I just read Andrée Seu’s post-for-today over at WorldMagBlog: Battling fear and doubt.
I haven’t read any of her stuff in a long time. I’m glad I read this one:
God keeps showing me the moment-by-momentness of the Christian life, and the inauthenticity of anything else. Recently it happened when I was planning to share a few fears and doubts with a friend in a letter that I was planning to write later in the day. I knew my friend to be a good counselor, and I expected that he would talk me out of my funk and back to sanity.
It was then that it struck me: In order to share those fears and doubts with my friend, I would have to hold on to them until the evening when I had time to sit down with a pad and pen. That means I would have to refuse to allow any other thoughts to intrude on my funk, if the Spirit should want to try to wedge in there with a little light or a redirection of thought.

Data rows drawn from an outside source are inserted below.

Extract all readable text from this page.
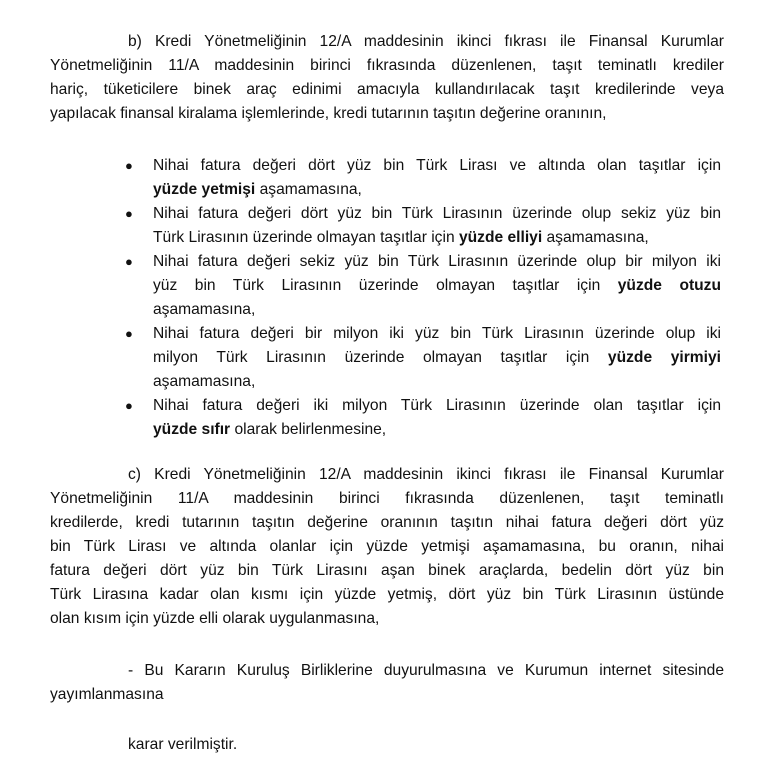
b) Kredi Yönetmeliğinin 12/A maddesinin ikinci fıkrası ile Finansal Kurumlar
Yönetmeliğinin 11/A maddesinin birinci fıkrasında düzenlenen, taşıt teminatlı krediler
hariç, tüketicilere binek araç edinimi amacıyla kullandırılacak taşıt kredilerinde veya
yapılacak finansal kiralama işlemlerinde, kredi tutarının taşıtın değerine oranının,
● Nihai fatura değeri dört yüz bin Türk Lirası ve altında olan taşıtlar için
yüzde yetmişi aşamamasına,
● Nihai fatura değeri dört yüz bin Türk Lirasının üzerinde olup sekiz yüz bin
Türk Lirasının üzerinde olmayan taşıtlar için yüzde elliyi aşamamasına,
● Nihai fatura değeri sekiz yüz bin Türk Lirasının üzerinde olup bir milyon iki
yüz bin Türk Lirasının üzerinde olmayan taşıtlar için yüzde otuzu
aşamamasına,
● Nihai fatura değeri bir milyon iki yüz bin Türk Lirasının üzerinde olup iki
milyon Türk Lirasının üzerinde olmayan taşıtlar için yüzde yirmiyi
aşamamasına,
● Nihai fatura değeri iki milyon Türk Lirasının üzerinde olan taşıtlar için
yüzde sıfır olarak belirlenmesine,
c) Kredi Yönetmeliğinin 12/A maddesinin ikinci fıkrası ile Finansal Kurumlar
Yönetmeliğinin 11/A maddesinin birinci fıkrasında düzenlenen, taşıt teminatlı
kredilerde, kredi tutarının taşıtın değerine oranının taşıtın nihai fatura değeri dört yüz
bin Türk Lirası ve altında olanlar için yüzde yetmişi aşamamasına, bu oranın, nihai
fatura değeri dört yüz bin Türk Lirasını aşan binek araçlarda, bedelin dört yüz bin
Türk Lirasına kadar olan kısmı için yüzde yetmiş, dört yüz bin Türk Lirasının üstünde
olan kısım için yüzde elli olarak uygulanmasına,
- Bu Kararın Kuruluş Birliklerine duyurulmasına ve Kurumun internet sitesinde
yayımlanmasına
karar verilmiştir.
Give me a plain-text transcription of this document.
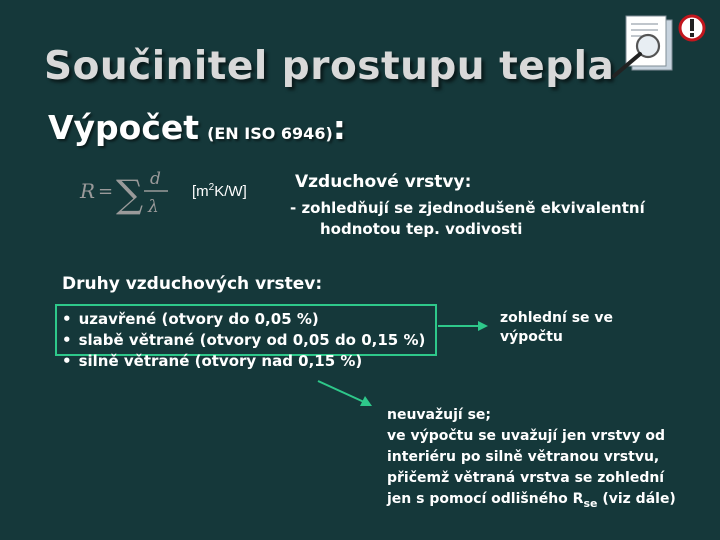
Součinitel prostupu tepla
Výpočet (EN ISO 6946):
R = ∑ d
λ
$[m^2K/W]$	Vzduchové vrstvy:
- zohledňují se zjednodušeně ekvivalentní
hodnotou tep. vodivosti
Druhy vzduchových vrstev:
• uzavřené (otvory do 0,05 %)
• slabě větrané (otvory od 0,05 do 0,15 %)
• silně větrané (otvory nad 0,15 %)
zohlední se ve
výpočtu
neuvažují se;
ve výpočtu se uvažují jen vrstvy od
interiéru po silně větranou vrstvu,
přičemž větraná vrstva se zohlední
jen s pomocí odlišného $R_{se}$ (viz dále)
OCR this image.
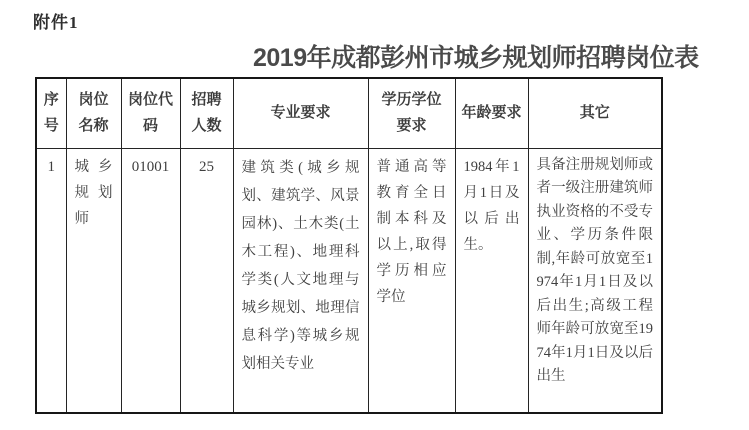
附件1
2019年成都彭州市城乡规划师招聘岗位表
序号	岗位名称	岗位代码	招聘人数	专业要求	学历学位要求	年龄要求	其它
1	城乡规划师	01001	25	建筑类(城乡规划、建筑学、风景园林)、土木类(土木工程)、地理科学类(人文地理与城乡规划、地理信息科学)等城乡规划相关专业	普通高等教育全日制本科及以上,取得学历相应学位	1984年1月1日及以后出生。	具备注册规划师或者一级注册建筑师执业资格的不受专业、学历条件限制,年龄可放宽至1974年1月1日及以后出生;高级工程师年龄可放宽至1974年1月1日及以后出生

This, I think, also points out a potential problem in the Christian counseling enterprise. Counseling, at its best, is great. But if we are not careful it can foster a kind of spiritual laziness as we, the counselee, take on the role of a waiter waiting around for rescue by a human custodian of wisdom, rather than doing our own rebuking of doubts and fears and all things contrary to the truth of God.
“That means I would have to refuse to allow any other thoughts to intrude on my funk, if the Spirit should want to try to wedge in there with a little light or a redirection of thought.”
I don’t know if I ever thought of it that way before.